You're right that all of these are (probably) related! However, it's almost certain that Modern Armenian is not the common source. Armenian is a relatively modern language (it's not attested until the fourth century CE), while Indo-European written records go back to the sixteenth century BCE, two millennia earlier.
The original form is reconstructed as something like *éǵ, *eǵHóm, or *eǵóH. You see, for example, how some forms seem to go back to some sort of G-like sound, and others go back to some S-like sound? There's a consistent pattern that shows up over and over again, where some languages (the "satem" languages) show an S-like sound in certain words, and others (the "centum" languages) show a G-like sound. These words are written with a *ǵ in reconstructions. No modern language shows this *ǵ as a distinct sound, but we know that whatever common ancestor existed must have distinguished it from both *g and *s. This is solid evidence that no modern language is the common ancestor of the Indo-European family.

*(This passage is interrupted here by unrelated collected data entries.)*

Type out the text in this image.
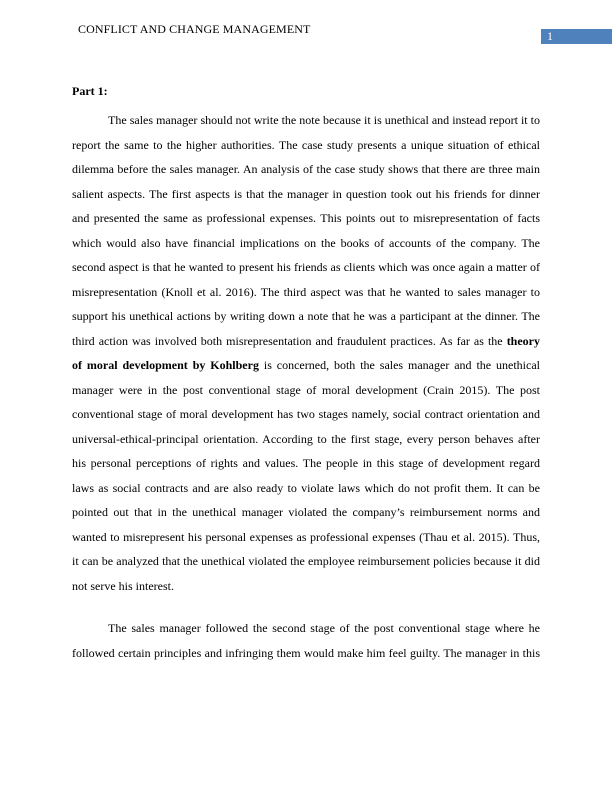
CONFLICT AND CHANGE MANAGEMENT	1

Part 1:

The sales manager should not write the note because it is unethical and instead report it to
report the same to the higher authorities. The case study presents a unique situation of ethical
dilemma before the sales manager. An analysis of the case study shows that there are three main
salient aspects. The first aspects is that the manager in question took out his friends for dinner
and presented the same as professional expenses. This points out to misrepresentation of facts
which would also have financial implications on the books of accounts of the company. The
second aspect is that he wanted to present his friends as clients which was once again a matter of
misrepresentation (Knoll et al. 2016). The third aspect was that he wanted to sales manager to
support his unethical actions by writing down a note that he was a participant at the dinner. The
third action was involved both misrepresentation and fraudulent practices. As far as the theory
of moral development by Kohlberg is concerned, both the sales manager and the unethical
manager were in the post conventional stage of moral development (Crain 2015). The post
conventional stage of moral development has two stages namely, social contract orientation and
universal-ethical-principal orientation. According to the first stage, every person behaves after
his personal perceptions of rights and values. The people in this stage of development regard
laws as social contracts and are also ready to violate laws which do not profit them. It can be
pointed out that in the unethical manager violated the company’s reimbursement norms and
wanted to misrepresent his personal expenses as professional expenses (Thau et al. 2015). Thus,
it can be analyzed that the unethical violated the employee reimbursement policies because it did
not serve his interest.
The sales manager followed the second stage of the post conventional stage where he
followed certain principles and infringing them would make him feel guilty. The manager in this
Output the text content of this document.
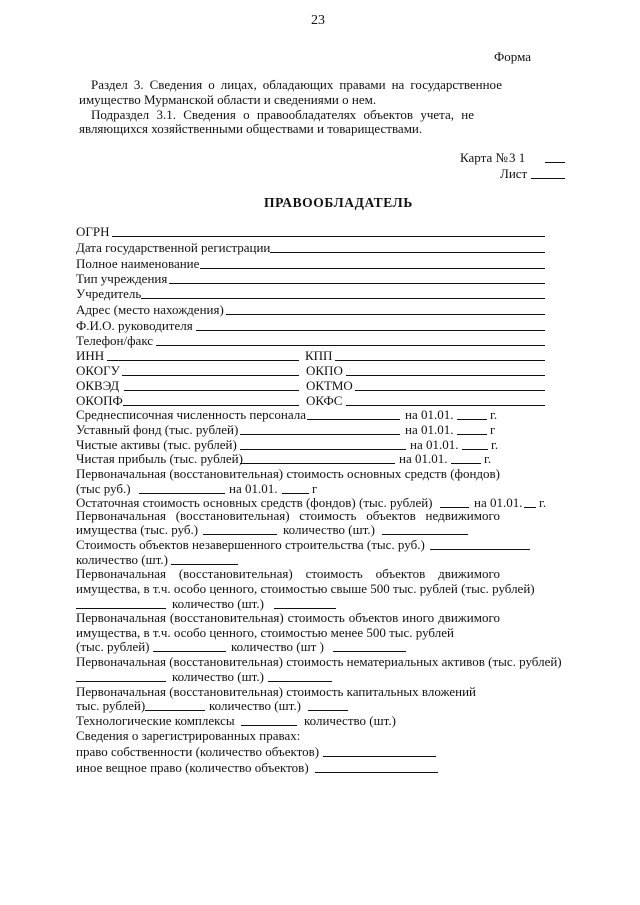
23
Форма
Раздел 3. Сведения о лицах, обладающих правами на государственное
имущество Мурманской области и сведениями о нем.
Подраздел 3.1. Сведения о правообладателях объектов учета, не
являющихся хозяйственными обществами и товариществами.
Карта № 3 1
Лист
ПРАВООБЛАДАТЕЛЬ
ОГРН
Дата государственной регистрации
Полное наименование
Тип учреждения
Учредитель
Адрес (место нахождения)
Ф.И.О. руководителя
Телефон/факс
ИНН	КПП
ОКОГУ	ОКПО
ОКВЭД	ОКТМО
ОКОПФ	ОКФС
Среднесписочная численность персонала	на 01.01.	г.
Уставный фонд (тыс. рублей)	на 01.01.	г
Чистые активы (тыс. рублей)	на 01.01.	г.
Чистая прибыль (тыс. рублей)	на 01.01.	г.
Первоначальная (восстановительная) стоимость основных средств (фондов)
(тыс руб.)	на 01.01.	г
Остаточная стоимость основных средств (фондов) (тыс. рублей)	на 01.01. г.
Первоначальная (восстановительная) стоимость объектов недвижимого
имущества (тыс. руб.)	количество (шт.)
Стоимость объектов незавершенного строительства (тыс. руб.)
количество (шт.)
Первоначальная (восстановительная) стоимость объектов движимого
имущества, в т.ч. особо ценного, стоимостью свыше 500 тыс. рублей (тыс. рублей)
количество (шт.)
Первоначальная (восстановительная) стоимость объектов иного движимого
имущества, в т.ч. особо ценного, стоимостью менее 500 тыс. рублей
(тыс. рублей)	количество (шт )
Первоначальная (восстановительная) стоимость нематериальных активов (тыс. рублей)
количество (шт.)
Первоначальная (восстановительная) стоимость капитальных вложений
тыс. рублей)	количество (шт.)
Технологические комплексы	количество (шт.)
Сведения о зарегистрированных правах:
право собственности (количество объектов)
иное вещное право (количество объектов)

Since this question is likely to disappear soon into the limbo of unspeakable queries I will restrict myself to a brief answer. The Armenian word for the 1st person singular pronoun is /es/, which in modern Armenian is pronounced [jes]. The [j] on-glide is not indicated in Armenian script. Armenian /es/ is cognate with the word for “I” in almost all other Indo-European languages, for which a proto-Indo-European source has been posited, namely *éǵ, possibly followed by a hypothetical laryngeal. Armenian /es/ is a regular descendant of this PIE *éǵ.